2. Enveloped viruses: In enveloped viruses, virus-specific glycoproteins are synthesized and


transported to the host cell membrane

- The response of a host cell to infection by a virus ranges from:

1) little or no detectable effect; to 2) alteration of the antigenic specificity of the cell surface due to
presence of virus glycoproteins; to 3) latent infections that, in some cases, cause cell transformation; or,
ultimately, to 4) cell death due to expression of viral genes that shut off essential host cell functions.

1. Viral infections in which no progeny virus are produced: abortive response to infection

is commonly caused by: 1) a normal virus infecting cells that are lacking in enzymes, promoters,
transcription factors, or other compounds required for complete viral replication, in which case the cells
are referred to as nonpermissive; 2) infection by a defective virus of a cell that normally supports viral
replication (that is, by a virus that itself has genetically lost the ability to replicate in that cell type); or 3)
death of the cell as a consequence of the infection, before viral replication has been completed.

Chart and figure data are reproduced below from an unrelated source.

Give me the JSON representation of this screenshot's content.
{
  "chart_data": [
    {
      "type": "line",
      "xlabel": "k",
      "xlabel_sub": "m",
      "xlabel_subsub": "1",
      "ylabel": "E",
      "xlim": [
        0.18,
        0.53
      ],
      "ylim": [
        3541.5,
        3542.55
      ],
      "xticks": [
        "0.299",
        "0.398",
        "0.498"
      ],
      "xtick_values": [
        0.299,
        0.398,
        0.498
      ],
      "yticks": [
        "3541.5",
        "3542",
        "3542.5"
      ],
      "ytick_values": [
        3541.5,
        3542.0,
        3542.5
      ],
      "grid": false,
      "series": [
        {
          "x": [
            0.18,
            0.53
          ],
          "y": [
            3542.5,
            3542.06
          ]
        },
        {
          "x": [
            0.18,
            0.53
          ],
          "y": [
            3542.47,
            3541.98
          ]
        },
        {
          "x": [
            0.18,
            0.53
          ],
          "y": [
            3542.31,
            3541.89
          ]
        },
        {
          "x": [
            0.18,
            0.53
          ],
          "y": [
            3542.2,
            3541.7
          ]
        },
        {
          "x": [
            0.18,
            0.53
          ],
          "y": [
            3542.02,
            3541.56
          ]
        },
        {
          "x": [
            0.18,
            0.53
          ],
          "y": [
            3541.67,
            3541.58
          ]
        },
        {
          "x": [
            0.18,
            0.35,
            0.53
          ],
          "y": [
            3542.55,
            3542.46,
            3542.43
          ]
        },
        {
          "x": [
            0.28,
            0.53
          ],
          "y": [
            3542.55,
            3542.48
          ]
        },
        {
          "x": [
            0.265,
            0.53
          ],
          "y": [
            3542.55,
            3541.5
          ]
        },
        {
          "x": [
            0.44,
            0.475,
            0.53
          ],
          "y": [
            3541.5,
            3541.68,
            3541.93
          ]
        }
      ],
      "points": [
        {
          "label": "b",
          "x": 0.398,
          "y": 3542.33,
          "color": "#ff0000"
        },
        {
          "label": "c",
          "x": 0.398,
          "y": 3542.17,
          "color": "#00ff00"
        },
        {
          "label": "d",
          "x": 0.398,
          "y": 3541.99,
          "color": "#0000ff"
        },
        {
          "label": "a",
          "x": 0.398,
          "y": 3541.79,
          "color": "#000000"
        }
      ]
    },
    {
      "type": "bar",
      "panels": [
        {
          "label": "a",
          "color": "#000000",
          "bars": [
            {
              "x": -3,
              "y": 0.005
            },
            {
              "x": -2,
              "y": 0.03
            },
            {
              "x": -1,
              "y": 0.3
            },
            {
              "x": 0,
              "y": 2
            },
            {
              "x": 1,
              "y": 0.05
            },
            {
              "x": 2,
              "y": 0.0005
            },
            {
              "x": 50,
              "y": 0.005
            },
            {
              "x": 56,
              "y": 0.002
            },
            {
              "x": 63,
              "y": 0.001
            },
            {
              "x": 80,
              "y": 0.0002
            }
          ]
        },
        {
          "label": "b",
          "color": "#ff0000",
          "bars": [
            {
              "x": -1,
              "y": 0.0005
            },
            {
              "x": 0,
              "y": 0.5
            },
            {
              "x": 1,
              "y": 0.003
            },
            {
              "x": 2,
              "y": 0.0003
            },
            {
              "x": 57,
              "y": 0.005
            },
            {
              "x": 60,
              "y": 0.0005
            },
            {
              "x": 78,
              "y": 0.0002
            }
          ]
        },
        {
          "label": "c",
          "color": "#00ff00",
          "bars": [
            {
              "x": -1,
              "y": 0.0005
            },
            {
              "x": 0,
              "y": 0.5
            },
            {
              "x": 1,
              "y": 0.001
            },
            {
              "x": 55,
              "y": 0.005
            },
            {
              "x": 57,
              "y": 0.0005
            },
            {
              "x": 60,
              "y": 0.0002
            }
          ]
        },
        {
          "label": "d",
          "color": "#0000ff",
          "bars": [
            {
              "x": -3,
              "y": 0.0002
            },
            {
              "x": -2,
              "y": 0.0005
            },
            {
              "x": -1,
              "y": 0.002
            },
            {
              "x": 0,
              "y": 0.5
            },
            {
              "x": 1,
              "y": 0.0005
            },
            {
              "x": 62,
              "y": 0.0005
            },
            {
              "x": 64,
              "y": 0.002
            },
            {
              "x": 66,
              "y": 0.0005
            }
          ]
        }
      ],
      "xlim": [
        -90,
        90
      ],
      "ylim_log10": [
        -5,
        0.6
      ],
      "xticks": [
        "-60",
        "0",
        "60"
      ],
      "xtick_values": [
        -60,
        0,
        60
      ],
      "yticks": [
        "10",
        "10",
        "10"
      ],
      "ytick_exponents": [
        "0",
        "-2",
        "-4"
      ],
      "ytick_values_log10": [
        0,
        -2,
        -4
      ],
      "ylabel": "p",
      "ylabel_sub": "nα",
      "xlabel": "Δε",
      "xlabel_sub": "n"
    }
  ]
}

2. Viral infections in which the host cell may be altered antigenically but is not killed, although
progeny virus are released: host cell is permissive, and the infection is productive (progeny virus are
released from the cell), but viral replication and release neither kills the host cell nor interferes with its
ability to multiply and carry out differentiated functions. The infection is, therefore, said to be
persistent. The antigenic specificity of the cell surface may be altered as a result of the insertion of viral
glycoproteins.

3. Viral infections that result in a latent viral state in the host cell: Some viral infections result in the
persistence of the viral genome inside a host cell with no production of progeny virus. Such latent
viruses can be reactivated months or years in the future, leading to a productive infection. Some
latently infected cells contain viral genomes that are stably integrated into a host cell chromosome. This
can cause alterations in the host cell surface; cellular metabolic functions; and, significantly, cell growth
and replication patterns. Such viruses may induce tumors in animals, in which case they are said to be
tumor viruses, and the cells they infect are transformed

4. Viral infections resulting in host cell death and production of progeny virus: Eliminating host cell
competition for synthetic enzymes and precursor molecules increases the efficiency with which virus
constituents can be synthesized. Therefore, the typical result of a productive (progeny-yielding)
infection by a cytocidal virus is the shutoff of much of the cell’s macromolecular syntheses by one or
more of the virus gene products, causing the death of the cell. Such an infection is said to be lytic. The
mechanism of the shutoff varies among the viral families.